In Britain, maintained emergency lighting systems are only required in areas with dim lighting, or in facilities that serve alcohol. This primarily includes theatres, bars and nightclubs, though other facilities may also be subject to this standard. In a maintained system, all emergency light fixtures must always be illuminated, both during an emergency and during normal operation. These fixtures are powered by battery supplies, which are continuously charged off of the main power system.

Non-Maintained System

Non-maintained systems are required in commercial settings that do not feature dim lighting or serve alcohol. This includes the majority of stores, offices and medical facilities. In a non-maintained system, emergency lights are only illuminated when there is a power failure.
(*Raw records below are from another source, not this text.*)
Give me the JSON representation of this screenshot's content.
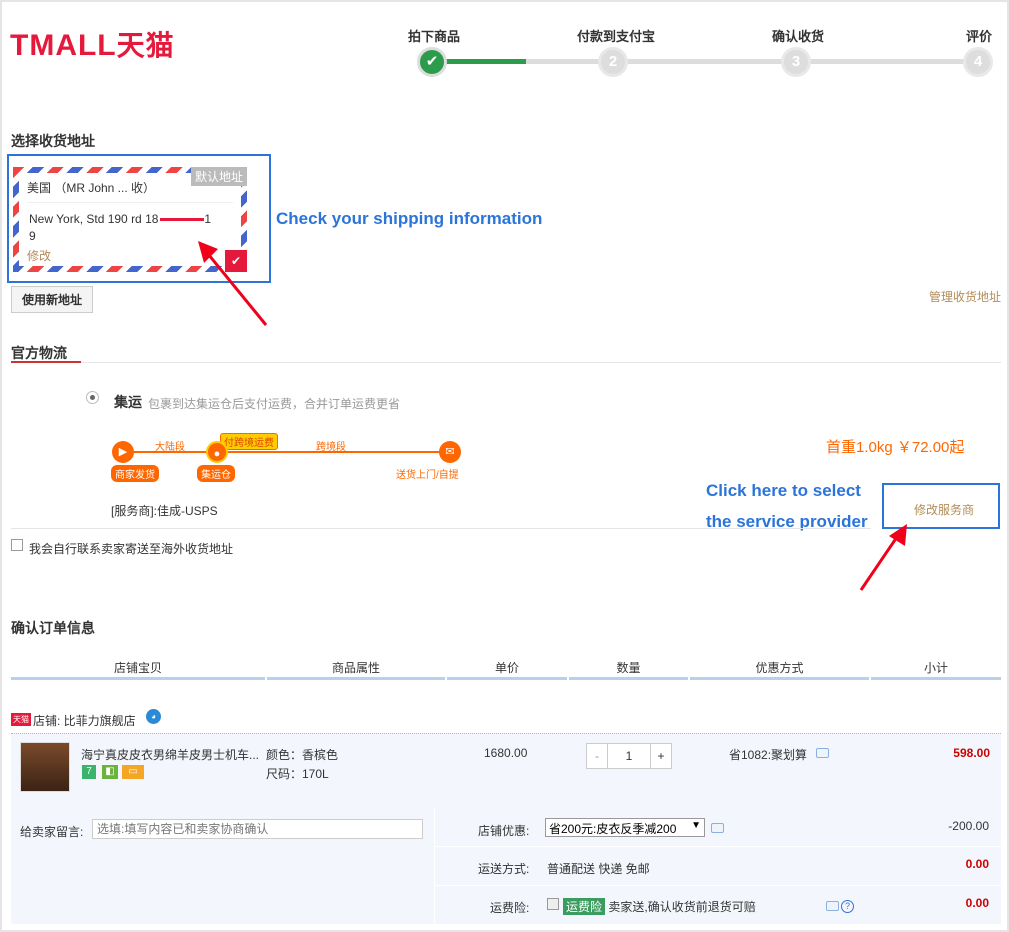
{
  "header": {
    "logo_latin": "TMALL",
    "logo_cn": "天猫",
    "steps": [
      {
        "label": "拍下商品",
        "num": "✔",
        "done": true
      },
      {
        "label": "付款到支付宝",
        "num": "2"
      },
      {
        "label": "确认收货",
        "num": "3"
      },
      {
        "label": "评价",
        "num": "4"
      }
    ]
  },
  "address": {
    "section_title": "选择收货地址",
    "default_badge": "默认地址",
    "line1": "美国 （MR John ... 收）",
    "line2a": "New York, Std 190 rd 18",
    "line2b": "1",
    "line2c": "9",
    "edit_label": "修改",
    "new_address_button": "使用新地址",
    "manage_link": "管理收货地址",
    "annotation": "Check your shipping information"
  },
  "logistics": {
    "section_title": "官方物流",
    "option_name": "集运",
    "option_desc": "包裹到达集运仓后支付运费，合并订单运费更省",
    "route": {
      "seg1": "大陆段",
      "seg2": "跨境段",
      "pay_tag": "付跨境运费",
      "node1": "商家发货",
      "node2": "集运仓",
      "node3": "送货上门/自提"
    },
    "price_from": "首重1.0kg ￥72.00起",
    "provider": "[服务商]:佳成-USPS",
    "annotation_line1": "Click here to select",
    "annotation_line2": "the service provider",
    "change_provider": "修改服务商",
    "self_ship": "我会自行联系卖家寄送至海外收货地址"
  },
  "order": {
    "section_title": "确认订单信息",
    "columns": [
      "店铺宝贝",
      "商品属性",
      "单价",
      "数量",
      "优惠方式",
      "小计"
    ],
    "shop_badge": "天猫",
    "shop_name": "店铺: 比菲力旗舰店",
    "item": {
      "title": "海宁真皮皮衣男绵羊皮男士机车...",
      "tag1": "7",
      "attr_color": "颜色：香槟色",
      "attr_size": "尺码：170L",
      "unit_price": "1680.00",
      "qty_minus": "-",
      "qty": "1",
      "qty_plus": "+",
      "promo": "省1082:聚划算",
      "subtotal": "598.00"
    },
    "message_label": "给卖家留言:",
    "message_placeholder": "选填:填写内容已和卖家协商确认",
    "discount_label": "店铺优惠:",
    "discount_selected": "省200元:皮衣反季减200",
    "discount_amount": "-200.00",
    "delivery_label": "运送方式:",
    "delivery_value": "普通配送 快递 免邮",
    "delivery_amount": "0.00",
    "insurance_label": "运费险:",
    "insurance_badge": "运费险",
    "insurance_value": "卖家送,确认收货前退货可赔",
    "insurance_amount": "0.00"
  },
  "colors": {
    "brand": "#e5193c",
    "annotation": "#2b74d9",
    "link": "#b18c57",
    "route": "#ff6600"
  }
}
Emergency lights are powered by a backup battery system, which is not linked to the main power supply. Non-maintained systems are typically subject to a duration depending on the facility. For example, a building with a NM/3 rating must be equipped with emergency lights that will operate for three hours after the power fails.

Escape Lighting

Escape lighting includes those fixtures in place near ground level to light the exit path. These lights must always be placed in windowless or underground areas, regardless of whether the setting is residential or commercial. In homes, they should also be placed in corridors longer than 30 meters, stairs higher than 18 meters, and along roof escapes paths. In retail establishments, escape lights must be installed in all areas that are farther than 15 meters from an exit.

Luminance Levels

Escape route lighting levels are measured along the centre line of the route and should be inspected at floor level. Luminance levels from these lights must be at least 0.2 lux in residential and commercial areas. In anti-panic settings, such as schools, stadiums or theatres, these lights should measure at least 0.5 lux. Escape paths wider than 2 meters should display at least 0.1 lux at the centre of each 2 meter wide band of floor space.

Testing

All emergency exit lighting should be tested monthly to ensure adequate operation. These tests should be performed after hours to avoid panic among occupants. In facilities that are in use around the clock, testing may be done in phases or on alternating fixtures. During testing, the main power supply should be switched off to ensure that backup power supplies are functioning properly. Once the main power is restored, battery charging supplies must be inspected to ensure they are charging as designed.